As complicações perinatais são eventos que ocorrem em decorrência de inúmeras influências, por exemplo, a prematuridade26. Especificamente no caso do desconforto respiratório - uma das complicações mais frequentes -, ele ainda pode ocorrer, dentre outros fatores, em razão de variáveis maternas27; a sepse neonatal, por sua vez, pode estar relacionada a outros tipos de infecção materna, não incluídas no grupo das Torchs. A hemólise neonatal e fatores de risco clínico e biológicos são apontados como possíveis fatores que podem levar à icterícia precoce28, bem como o diabetes gestacional poderia ser levantado como um dos fatores responsáveis por distúrbios metabólicos perinatais29. Diante dessa multifatorialidade que interfere e pode levar a complicações perinatais, compreende-se a escassez de literatura relacionando as infecções Torchs às complicações perinatais. Assim, as taxas de complicações neonatais encontradas neste estudo para o grupo de neonatos de gestantes Torchs positiva ou negativa (32,8 e 21,6%) não podem ser comparadas com outros estudos, uma vez que não há literatura disponível que individualize esse grupo de infecção como única causa de complicações neonatais.
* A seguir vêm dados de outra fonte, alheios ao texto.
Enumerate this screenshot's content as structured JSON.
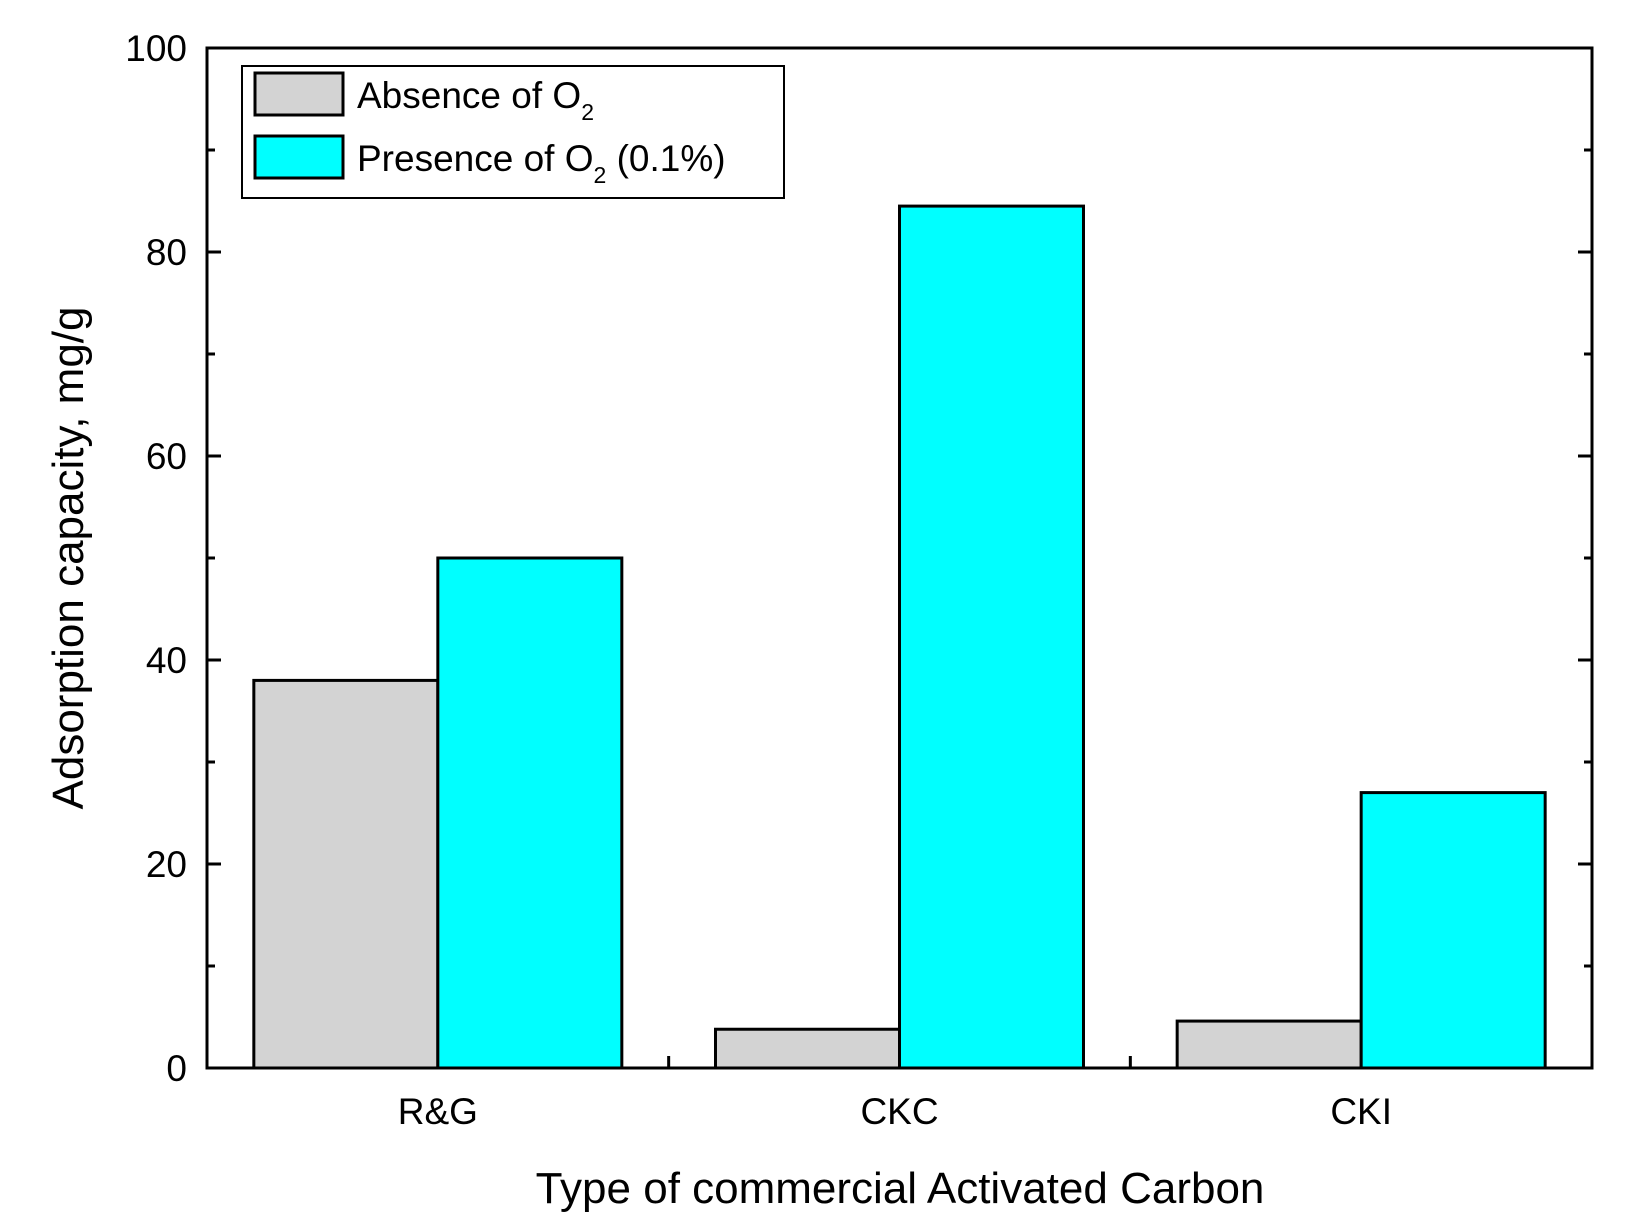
{
  "chart_data": {
    "type": "bar",
    "title": "",
    "xlabel": "Type of commercial Activated Carbon",
    "ylabel": "Adsorption capacity, mg/g",
    "categories": [
      "R&G",
      "CKC",
      "CKI"
    ],
    "ylim": [
      0,
      100
    ],
    "yticks": [
      0,
      20,
      40,
      60,
      80,
      100
    ],
    "y_minor_ticks": [
      10,
      30,
      50,
      70,
      90
    ],
    "grid": false,
    "legend_position": "top-left",
    "series": [
      {
        "name": "Absence of O",
        "name_subscript": "2",
        "name_suffix": "",
        "color": "#d3d3d3",
        "values": [
          38,
          3.8,
          4.6
        ]
      },
      {
        "name": "Presence of O",
        "name_subscript": "2",
        "name_suffix": " (0.1%)",
        "color": "#00ffff",
        "values": [
          50,
          84.5,
          27
        ]
      }
    ]
  }
}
Uma limitação deste estudo foi a reduzida amostra de gestantes HIV positivas com dados sorológicos disponíveis para análise. No entanto, é importante ressaltar que a coorte foi iniciada em 1998. A despeito do aumento da cobertura da triagem sorológica entre as gestantes com o passar dos anos, a utilização de dados obtidos na própria rotina pré-natal, a não existência de triagem sorológica para algumas infecções em determinado período e o início tardio de acompanhamento pré-natal levaram à perda de informações de algumas variáveis. O ponto forte deste estudo se relaciona ao número expressivo de gestantes HIV positivas da coorte, o que o torna adequado para as análises a que se objetiva, ainda mais quando se considera a escassez de informações na literatura.
A prevalência das Torchs encontrada no estudo mostrou-se elevada para algumas dessas infecções. O fato de não terem sido encontradas diferenças significantes entre os neonatos dos dois grupos pode ser atribuído à adesão de todas as gestantes às medidas preventivas estabelecidas durante o acompanhamento pré-natal, no parto e no puerpério imediato. Os nossos resultados permitem afirmar que é importante manter o rastreamento sorológico dessas doenças na gravidez, especialmente nas gestantes HIV positivas, para que se possa estabelecer diagnóstico e tratamento precoce, e/ou medidas preventivas para evitar a transmissão materno-fetal dessas infecções.